Compared to the eternal cosmos envisaged by the ancients, our own universe is something of a Johnny-come-lately. It seems to have been around a mere 14 billion years or so. And its future may well be bounded too. According to current cosmological scenarios, it is destined either to disappear abruptly in a Big Crunch some eons down the road, or to fade gradually into a dark and chill nothingness.
The temporal finitude of our universe—here today (but not yesterday), gone tomorrow—makes its existence seem all the more insecure and contingent. And mysterious. A world with solid ontological foundations, it seems, just wouldn’t behave like this. It would exist eternally and imperishably. Such a world, unlike the finite Big Bang universe, would have an aura of self-sufficiency. It might even harbor the cause of its own being.
But what if our own world, contrary to current cosmological thinking, did turn out to be eternal? Would the mystery of its  existence then become less acute? Or would the sense of mystery vanish entirely?
THE TEMPORAL NATURE of the world has long been a hotly contested issue in Western thought. Aristotle held the cosmos to be eternal, with no beginning or end in time. Islamic thinkers disagreed. The great philosopher and Sufi mystic al-Ghazālī, for instance, argued that the very idea of an infinite past was absurd. In the thirteenth century, the Catholic Church declared it to be an article of faith that the world had a beginning in time—although Saint Thomas Aquinas, showing some loyalty to the Aristotelian tradition, insisted that this could never be proved philosophically. Immanuel Kant argued that a beginning-less world led to paradox: how, he asked, could the present day ever have arrived if an infinite number of days had to pass first? Wittgenstein, too, felt there was something odd about the idea of an infinite past. Suppose, he said, you were to come across a man reciting to himself, “… 9 … 5 … 1 … 4 … 1 … 3 … finished!” Finished what? you ask him. “Oh,” he says with relief, “I’ve been reciting all the digits of π backward from eternity, and I finally got to the end.”
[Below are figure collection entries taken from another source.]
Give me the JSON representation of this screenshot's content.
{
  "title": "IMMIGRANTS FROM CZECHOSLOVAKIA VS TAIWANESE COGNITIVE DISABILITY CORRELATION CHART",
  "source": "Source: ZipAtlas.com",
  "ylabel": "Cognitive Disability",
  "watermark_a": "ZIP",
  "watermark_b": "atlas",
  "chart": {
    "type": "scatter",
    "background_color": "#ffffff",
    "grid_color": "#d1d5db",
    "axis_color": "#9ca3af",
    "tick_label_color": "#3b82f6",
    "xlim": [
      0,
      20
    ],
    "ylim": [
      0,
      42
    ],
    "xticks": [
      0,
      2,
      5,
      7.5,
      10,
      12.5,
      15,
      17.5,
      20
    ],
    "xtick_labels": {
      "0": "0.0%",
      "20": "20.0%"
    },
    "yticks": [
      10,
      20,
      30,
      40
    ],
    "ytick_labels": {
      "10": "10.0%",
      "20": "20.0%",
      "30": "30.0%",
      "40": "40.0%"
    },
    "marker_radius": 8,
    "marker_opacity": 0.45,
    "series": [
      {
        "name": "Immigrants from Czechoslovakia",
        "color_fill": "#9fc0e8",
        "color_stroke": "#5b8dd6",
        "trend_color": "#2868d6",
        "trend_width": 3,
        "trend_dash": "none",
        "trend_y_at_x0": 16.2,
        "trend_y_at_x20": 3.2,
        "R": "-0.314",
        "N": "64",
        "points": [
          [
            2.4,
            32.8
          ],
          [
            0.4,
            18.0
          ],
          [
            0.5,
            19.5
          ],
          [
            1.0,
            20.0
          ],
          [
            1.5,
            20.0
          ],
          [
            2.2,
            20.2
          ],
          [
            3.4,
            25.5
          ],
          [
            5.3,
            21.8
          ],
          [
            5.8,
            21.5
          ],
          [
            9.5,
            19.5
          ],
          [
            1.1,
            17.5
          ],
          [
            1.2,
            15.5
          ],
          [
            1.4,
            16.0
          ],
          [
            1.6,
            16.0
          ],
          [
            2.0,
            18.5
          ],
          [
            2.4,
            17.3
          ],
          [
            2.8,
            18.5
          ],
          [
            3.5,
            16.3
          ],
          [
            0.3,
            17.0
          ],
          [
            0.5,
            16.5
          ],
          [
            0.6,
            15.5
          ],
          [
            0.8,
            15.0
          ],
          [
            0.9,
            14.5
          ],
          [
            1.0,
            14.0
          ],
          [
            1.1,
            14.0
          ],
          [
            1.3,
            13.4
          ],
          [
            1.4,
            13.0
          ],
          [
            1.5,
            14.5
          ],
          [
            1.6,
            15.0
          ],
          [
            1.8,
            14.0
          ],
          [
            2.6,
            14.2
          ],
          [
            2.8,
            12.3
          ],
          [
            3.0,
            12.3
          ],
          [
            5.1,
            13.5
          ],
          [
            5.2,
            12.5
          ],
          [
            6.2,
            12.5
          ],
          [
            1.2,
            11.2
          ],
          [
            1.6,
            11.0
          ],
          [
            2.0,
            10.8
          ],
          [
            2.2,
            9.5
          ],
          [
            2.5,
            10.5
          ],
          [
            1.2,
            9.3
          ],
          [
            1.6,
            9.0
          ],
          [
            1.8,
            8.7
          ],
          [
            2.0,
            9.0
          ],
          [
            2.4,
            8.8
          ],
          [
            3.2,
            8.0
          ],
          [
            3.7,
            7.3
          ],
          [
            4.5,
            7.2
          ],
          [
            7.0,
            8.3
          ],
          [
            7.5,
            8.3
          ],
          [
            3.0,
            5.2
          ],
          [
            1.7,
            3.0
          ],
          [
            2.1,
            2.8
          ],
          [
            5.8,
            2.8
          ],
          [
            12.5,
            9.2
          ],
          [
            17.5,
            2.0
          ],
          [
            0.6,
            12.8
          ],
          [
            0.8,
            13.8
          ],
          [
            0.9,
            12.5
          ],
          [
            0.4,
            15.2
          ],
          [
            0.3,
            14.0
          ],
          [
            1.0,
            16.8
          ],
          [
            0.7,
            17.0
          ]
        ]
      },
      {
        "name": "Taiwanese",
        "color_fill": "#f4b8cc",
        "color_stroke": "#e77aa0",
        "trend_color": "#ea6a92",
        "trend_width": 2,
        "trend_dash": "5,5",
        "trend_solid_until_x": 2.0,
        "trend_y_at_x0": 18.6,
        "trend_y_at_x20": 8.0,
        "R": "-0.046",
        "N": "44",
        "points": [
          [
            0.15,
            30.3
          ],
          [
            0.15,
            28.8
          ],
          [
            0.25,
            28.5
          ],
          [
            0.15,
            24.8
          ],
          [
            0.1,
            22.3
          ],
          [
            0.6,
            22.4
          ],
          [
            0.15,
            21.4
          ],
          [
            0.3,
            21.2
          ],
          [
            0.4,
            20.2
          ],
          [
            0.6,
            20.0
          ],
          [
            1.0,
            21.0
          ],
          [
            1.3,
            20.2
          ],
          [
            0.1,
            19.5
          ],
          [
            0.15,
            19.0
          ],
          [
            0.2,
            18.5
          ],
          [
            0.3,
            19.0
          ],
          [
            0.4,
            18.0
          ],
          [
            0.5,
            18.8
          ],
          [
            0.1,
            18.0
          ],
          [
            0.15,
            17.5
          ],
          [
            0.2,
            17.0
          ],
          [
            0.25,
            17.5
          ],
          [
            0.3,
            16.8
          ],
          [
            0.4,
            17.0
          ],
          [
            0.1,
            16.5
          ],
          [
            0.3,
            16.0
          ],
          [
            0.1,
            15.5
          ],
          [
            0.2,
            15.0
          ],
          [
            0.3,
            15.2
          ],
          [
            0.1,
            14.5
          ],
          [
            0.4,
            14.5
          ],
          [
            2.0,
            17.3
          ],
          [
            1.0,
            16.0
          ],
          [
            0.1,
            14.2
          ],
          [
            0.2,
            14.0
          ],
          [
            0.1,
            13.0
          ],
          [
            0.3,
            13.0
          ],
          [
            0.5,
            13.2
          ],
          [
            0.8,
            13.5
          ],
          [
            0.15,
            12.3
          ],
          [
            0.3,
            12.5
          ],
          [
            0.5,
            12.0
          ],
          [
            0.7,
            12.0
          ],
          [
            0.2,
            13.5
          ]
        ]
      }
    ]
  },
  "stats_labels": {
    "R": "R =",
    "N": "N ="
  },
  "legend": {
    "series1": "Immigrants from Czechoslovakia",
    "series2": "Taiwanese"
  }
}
 But is there anything truly paradoxical about an infinite past? Some
thinkers object to the notion because it entails that an infinite series of tasks might have been completed before the present moment—which, they say, is impossible. But completing an infinite series of tasks is not impossible if you have an infinite amount of time in which to perform them all. In fact, it is mathematically possible to complete an infinite series of tasks in a finite amount of time, provided you perform them more and more quickly. Suppose you can accomplish the first task in an hour; then the second task takes you a half hour; the third takes you a quarter of an hour; the fourth takes you an eighth of an hour; and so on. At that rate, you will have finished the infinite series of tasks in a total of just two hours. In fact, every time you walk across a room you accomplish such a miracle—since, as the ancient philosopher Zeno of Elea observed, the distance you cover can be divided into an infinite number of tinier and tinier intervals.
So Kant and al-Ghazālī were wrong. There is nothing absurd about an infinite past. It is conceptually possible for there to have been an infinite succession of sunrises before the one this morning—provided there was an infinite span of time in which they could have occurred.